Strayed – A Moonlight Pastoral Strayed – A Moonlight Pastoral

Left: Strayed – A Moonlight Pastoral, by Cecil Gordon Lawson (1849-1882). 1878. Oil on canvas. 26½ x 23½ inches (67.3 x 59.6 cm). Private collection. Right: Strayed – A Moonlight Pastoral, by John Park after Lawson. Engraving in black ink on paper. 1878. 11 x 9½ inches (27.8 x 23.9 cm) – image size. Collection of the British Museum, registration no. 1879,0510.196. © The Trustees of the British Museum. [Click on the images to enlarge them.]

The painting was exhibited at the Grosvenor Gallery Summer Exhibition in 1878, no. 23, and at the posthumous exhibition of Lawson's work held at the Grosvenor Gallery Winter Exhibition of 1882-83, either no. 158 or 171. The painting is a nocturnal view of a grassy field set along the Thames with many boats in the river and a myriad of industrial buildings on the opposite bank. A herd of sheep is in the foreground and one lamb has managed to get out of its enclosure and has strayed to a highpoint at the centre of the composition. Two barren young trees frame this particular sheep alone on a ridge. When the painting was initially shown at the Grosvenor Gallery in 1878 only the tree to the left was included so Lawson obviously reworked the painting at some stage.
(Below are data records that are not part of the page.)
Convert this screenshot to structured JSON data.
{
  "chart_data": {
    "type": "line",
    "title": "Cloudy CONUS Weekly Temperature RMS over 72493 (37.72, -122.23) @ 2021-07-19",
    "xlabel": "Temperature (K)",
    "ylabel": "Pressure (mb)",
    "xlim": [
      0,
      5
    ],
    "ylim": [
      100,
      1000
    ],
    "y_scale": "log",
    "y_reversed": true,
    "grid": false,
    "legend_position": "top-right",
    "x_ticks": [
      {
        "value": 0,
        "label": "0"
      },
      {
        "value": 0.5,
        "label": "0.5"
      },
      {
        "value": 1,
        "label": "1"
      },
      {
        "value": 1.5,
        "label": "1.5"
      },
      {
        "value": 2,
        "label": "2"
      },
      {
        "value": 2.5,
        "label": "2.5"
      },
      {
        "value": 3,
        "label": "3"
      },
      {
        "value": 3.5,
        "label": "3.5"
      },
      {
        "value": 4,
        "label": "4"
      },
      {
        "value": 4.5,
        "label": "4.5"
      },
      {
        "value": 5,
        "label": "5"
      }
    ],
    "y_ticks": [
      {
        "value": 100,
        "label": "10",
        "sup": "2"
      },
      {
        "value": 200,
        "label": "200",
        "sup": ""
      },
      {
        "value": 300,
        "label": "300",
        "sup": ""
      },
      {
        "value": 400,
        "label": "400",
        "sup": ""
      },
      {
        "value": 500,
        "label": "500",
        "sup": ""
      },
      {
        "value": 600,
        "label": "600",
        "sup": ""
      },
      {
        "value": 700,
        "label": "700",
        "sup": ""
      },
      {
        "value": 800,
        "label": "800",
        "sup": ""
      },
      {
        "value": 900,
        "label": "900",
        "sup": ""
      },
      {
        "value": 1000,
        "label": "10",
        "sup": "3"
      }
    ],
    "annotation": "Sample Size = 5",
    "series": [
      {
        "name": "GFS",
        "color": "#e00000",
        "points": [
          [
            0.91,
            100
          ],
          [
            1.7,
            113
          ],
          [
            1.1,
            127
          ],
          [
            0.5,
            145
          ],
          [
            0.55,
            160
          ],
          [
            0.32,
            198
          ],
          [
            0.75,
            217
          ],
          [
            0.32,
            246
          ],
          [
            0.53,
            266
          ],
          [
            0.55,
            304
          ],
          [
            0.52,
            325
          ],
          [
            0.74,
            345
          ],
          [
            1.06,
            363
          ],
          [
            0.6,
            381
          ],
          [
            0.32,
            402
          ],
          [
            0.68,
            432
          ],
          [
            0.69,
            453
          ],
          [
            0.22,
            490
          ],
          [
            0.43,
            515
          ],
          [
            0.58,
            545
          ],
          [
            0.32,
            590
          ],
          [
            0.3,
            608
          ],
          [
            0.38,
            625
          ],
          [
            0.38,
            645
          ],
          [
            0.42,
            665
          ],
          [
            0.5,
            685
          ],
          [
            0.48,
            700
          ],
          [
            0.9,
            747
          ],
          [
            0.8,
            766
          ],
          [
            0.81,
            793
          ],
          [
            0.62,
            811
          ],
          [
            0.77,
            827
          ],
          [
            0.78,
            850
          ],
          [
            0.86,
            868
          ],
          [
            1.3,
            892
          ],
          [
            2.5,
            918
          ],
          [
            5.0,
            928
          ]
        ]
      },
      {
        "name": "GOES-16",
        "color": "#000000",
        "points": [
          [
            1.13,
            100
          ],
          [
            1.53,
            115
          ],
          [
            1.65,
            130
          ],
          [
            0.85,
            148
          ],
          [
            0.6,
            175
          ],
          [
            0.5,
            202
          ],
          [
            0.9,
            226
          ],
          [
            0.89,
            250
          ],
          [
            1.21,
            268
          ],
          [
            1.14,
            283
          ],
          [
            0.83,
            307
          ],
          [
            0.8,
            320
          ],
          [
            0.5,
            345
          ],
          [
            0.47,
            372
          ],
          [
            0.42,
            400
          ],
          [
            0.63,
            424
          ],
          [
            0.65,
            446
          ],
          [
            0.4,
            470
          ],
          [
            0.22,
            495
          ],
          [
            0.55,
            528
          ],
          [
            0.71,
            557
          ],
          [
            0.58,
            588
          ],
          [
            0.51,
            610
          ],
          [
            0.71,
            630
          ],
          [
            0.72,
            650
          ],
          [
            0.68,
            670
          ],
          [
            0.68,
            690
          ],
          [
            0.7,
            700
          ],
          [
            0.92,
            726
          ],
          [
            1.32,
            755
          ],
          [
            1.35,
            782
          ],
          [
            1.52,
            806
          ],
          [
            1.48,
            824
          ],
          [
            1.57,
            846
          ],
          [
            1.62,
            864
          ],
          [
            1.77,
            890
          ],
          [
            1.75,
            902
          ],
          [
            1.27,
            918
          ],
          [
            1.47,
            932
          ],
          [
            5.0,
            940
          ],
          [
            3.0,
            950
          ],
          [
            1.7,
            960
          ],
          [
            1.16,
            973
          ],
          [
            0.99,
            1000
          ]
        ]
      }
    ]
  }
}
An engraving of the work by John Park published in the French publication L'Art in 1878 shows only the one tree. Adding the second tree has better emphasised the "strayed" part of the composition's title. A shimmering full moon in a hazy sky is seen in the right middle distance, with its light reflecting off the river.
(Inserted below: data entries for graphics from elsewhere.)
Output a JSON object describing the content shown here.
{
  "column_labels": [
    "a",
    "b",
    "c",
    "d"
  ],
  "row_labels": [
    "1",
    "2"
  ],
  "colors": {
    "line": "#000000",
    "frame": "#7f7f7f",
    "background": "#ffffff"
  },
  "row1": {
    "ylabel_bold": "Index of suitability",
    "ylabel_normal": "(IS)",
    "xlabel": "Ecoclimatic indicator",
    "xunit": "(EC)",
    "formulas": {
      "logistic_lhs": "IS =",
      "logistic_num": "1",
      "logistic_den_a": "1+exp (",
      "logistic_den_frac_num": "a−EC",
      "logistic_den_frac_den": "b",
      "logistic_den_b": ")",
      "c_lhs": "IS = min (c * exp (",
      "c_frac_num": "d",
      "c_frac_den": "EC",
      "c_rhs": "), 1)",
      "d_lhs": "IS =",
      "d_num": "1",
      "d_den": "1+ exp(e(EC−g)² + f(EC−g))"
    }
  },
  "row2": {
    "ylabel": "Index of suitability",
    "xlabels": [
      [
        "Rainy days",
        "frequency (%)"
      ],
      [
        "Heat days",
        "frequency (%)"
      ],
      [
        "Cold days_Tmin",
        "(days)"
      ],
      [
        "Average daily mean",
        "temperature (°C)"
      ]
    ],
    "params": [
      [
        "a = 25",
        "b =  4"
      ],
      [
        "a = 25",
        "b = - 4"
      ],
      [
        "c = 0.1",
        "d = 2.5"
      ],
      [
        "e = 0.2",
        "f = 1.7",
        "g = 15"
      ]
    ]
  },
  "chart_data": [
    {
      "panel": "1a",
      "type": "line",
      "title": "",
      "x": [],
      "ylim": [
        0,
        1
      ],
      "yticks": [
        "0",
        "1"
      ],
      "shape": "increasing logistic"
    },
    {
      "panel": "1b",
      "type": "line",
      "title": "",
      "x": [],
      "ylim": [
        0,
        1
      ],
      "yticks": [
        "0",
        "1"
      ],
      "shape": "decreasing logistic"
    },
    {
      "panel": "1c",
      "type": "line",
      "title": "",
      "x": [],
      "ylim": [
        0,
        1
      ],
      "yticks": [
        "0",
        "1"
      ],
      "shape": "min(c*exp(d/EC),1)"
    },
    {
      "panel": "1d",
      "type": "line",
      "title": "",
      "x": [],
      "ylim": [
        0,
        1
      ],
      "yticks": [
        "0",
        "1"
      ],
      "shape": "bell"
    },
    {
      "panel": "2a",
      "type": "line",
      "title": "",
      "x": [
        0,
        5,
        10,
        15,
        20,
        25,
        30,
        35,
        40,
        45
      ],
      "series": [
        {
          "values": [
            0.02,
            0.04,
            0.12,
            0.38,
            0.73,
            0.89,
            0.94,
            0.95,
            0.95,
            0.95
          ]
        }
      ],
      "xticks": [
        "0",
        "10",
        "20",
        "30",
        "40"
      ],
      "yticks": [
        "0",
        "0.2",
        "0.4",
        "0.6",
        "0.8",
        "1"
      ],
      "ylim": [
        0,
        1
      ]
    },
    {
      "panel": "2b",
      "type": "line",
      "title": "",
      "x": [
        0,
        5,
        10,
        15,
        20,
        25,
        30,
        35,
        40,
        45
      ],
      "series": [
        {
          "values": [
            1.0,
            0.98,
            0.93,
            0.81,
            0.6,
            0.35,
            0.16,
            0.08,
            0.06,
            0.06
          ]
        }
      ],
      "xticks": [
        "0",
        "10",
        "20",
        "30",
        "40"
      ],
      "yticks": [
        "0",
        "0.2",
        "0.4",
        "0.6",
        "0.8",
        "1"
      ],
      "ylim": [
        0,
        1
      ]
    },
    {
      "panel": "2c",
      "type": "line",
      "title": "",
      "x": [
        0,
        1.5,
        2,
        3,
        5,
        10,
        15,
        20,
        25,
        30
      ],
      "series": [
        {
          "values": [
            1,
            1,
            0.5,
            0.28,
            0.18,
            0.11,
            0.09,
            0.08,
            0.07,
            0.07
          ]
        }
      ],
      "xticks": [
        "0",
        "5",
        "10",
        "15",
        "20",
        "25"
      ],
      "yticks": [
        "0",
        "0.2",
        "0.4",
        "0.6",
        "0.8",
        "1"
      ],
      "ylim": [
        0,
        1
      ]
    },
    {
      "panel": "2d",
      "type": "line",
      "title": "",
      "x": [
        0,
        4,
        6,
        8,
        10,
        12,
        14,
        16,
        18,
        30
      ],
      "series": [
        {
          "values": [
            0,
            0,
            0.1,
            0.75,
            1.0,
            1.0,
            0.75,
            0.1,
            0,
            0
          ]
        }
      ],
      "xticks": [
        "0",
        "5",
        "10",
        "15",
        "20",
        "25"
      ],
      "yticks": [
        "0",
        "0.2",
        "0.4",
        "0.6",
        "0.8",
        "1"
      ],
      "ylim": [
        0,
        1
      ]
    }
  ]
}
Strayed – A Moonlight Pastoral was the smallest of the three works Lawson showed at the Grosvenor in 1878. While most reviewer's attention was focused on In the Minister's Garden, a critic for Judy thought that Strayed – A Moonlight Pastoral was the best of his three works there: "At one end of the West Room the centre is occupied by a large landscape by Cecil G. Lawson, who exhibits two other works; all of which show great power and grasp, but the smaller picture, Strayed, is the most true to nature, and far the most perfect of the three" (301).
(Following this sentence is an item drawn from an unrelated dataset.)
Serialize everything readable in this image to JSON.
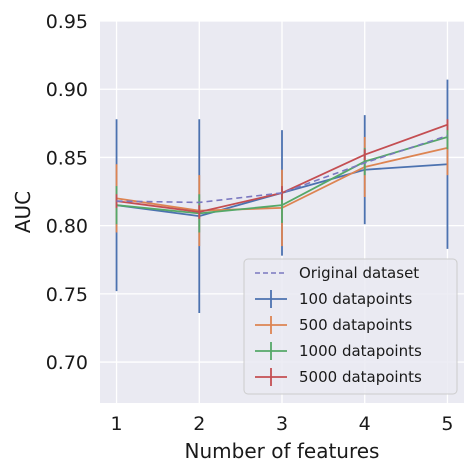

F. G. Stephens in The Athenaeum commented on all three of Lawson's submissions extolling their virtues:

While thus on landscapes let us say a word on the three pictures forming so important a part of the Exhibition, Mr. Cecil Lawson's In the Minister's Garden (21), Strayed, a Moonlight Pastoral (23), and In the Valley, a Pastoral (58). These are nearly the first appearance of the artist, and assure him of success. There can be no doubt at the power of painting these exhibit, and as little of the originality of the view of the painter's relation to nature. The richness of the materials at Mr. C Lawson's command also gives him a superiority of immense importance. Of late years our painters have sacrificed every other interest to aerial affects of distance, the wealth of foreground objects has been thrown aside, they have pedantically painted only 'air' and "light." In point of color, too, truth has been lost sight of, with the green earth and the blue sky; yellows of all sorts and faint greys have prevailed. On the other hand, they have given us splendour, leaving the low tone of the French school entirely behind. The French landscape painter is, indeed, beginning to abandon the convex mirror of black glass he consulted for the key of his picture, as a tuner consults his fork, while we, perhaps, will adopt an intense naturalism and solid cold color, such as used to prevail with our neighbours. Mr. C Lawson's pictures require a large amount of light, and they are heavy in effect; but their excellencies outweigh their defects a hundredfold" (642).

L. S. Cook in her review for The Dublin University Magazine considered Lawson's landscapes the most important in the Grosvenor exhibition, especially In the Minister's Garden: "But the finest landscapes in the whole collection are the three by Mr. Cecil Lawson.... The same painter's other works are Strayed: a Moonlight Pastoral, and In the Valley: a Pastoral , both the very poetry of landscape art" (741). The Illustrated London News praised the colour of Lawson's pictures: "There are two 'sensations' in the Grosvenor Gallery. The first is in the exhibits of Mr. Cecil G. Lawson, a very young landscape-painter, to whom the discriminating taste of Sir Coutts Lindsay has awarded excellent places on his walls for the display at three landscapes as beautiful in colour as they are bold in treatment: - In the Minister's Garden (21); Strayed - a Moonlight Pastoral (23), and In the Valley (58)" (411).

Bibliography

Cook, L. S. "Among the Pictures." The Dublin University Magazine XCI (1878): 732-41.

"The Grosvenor Gallery." The Illustrated London News LXXII (4 May 1878): 410-11.

"The Grosvenor Gallery." The Morning Post (1 May 1878: 5.

"Pictures." Judy (8 May 1878): 301.

Stephens, Frederic George. "The Grosvenor Gallery." The Athenaeum No. 2638 (18 May 1878): 642.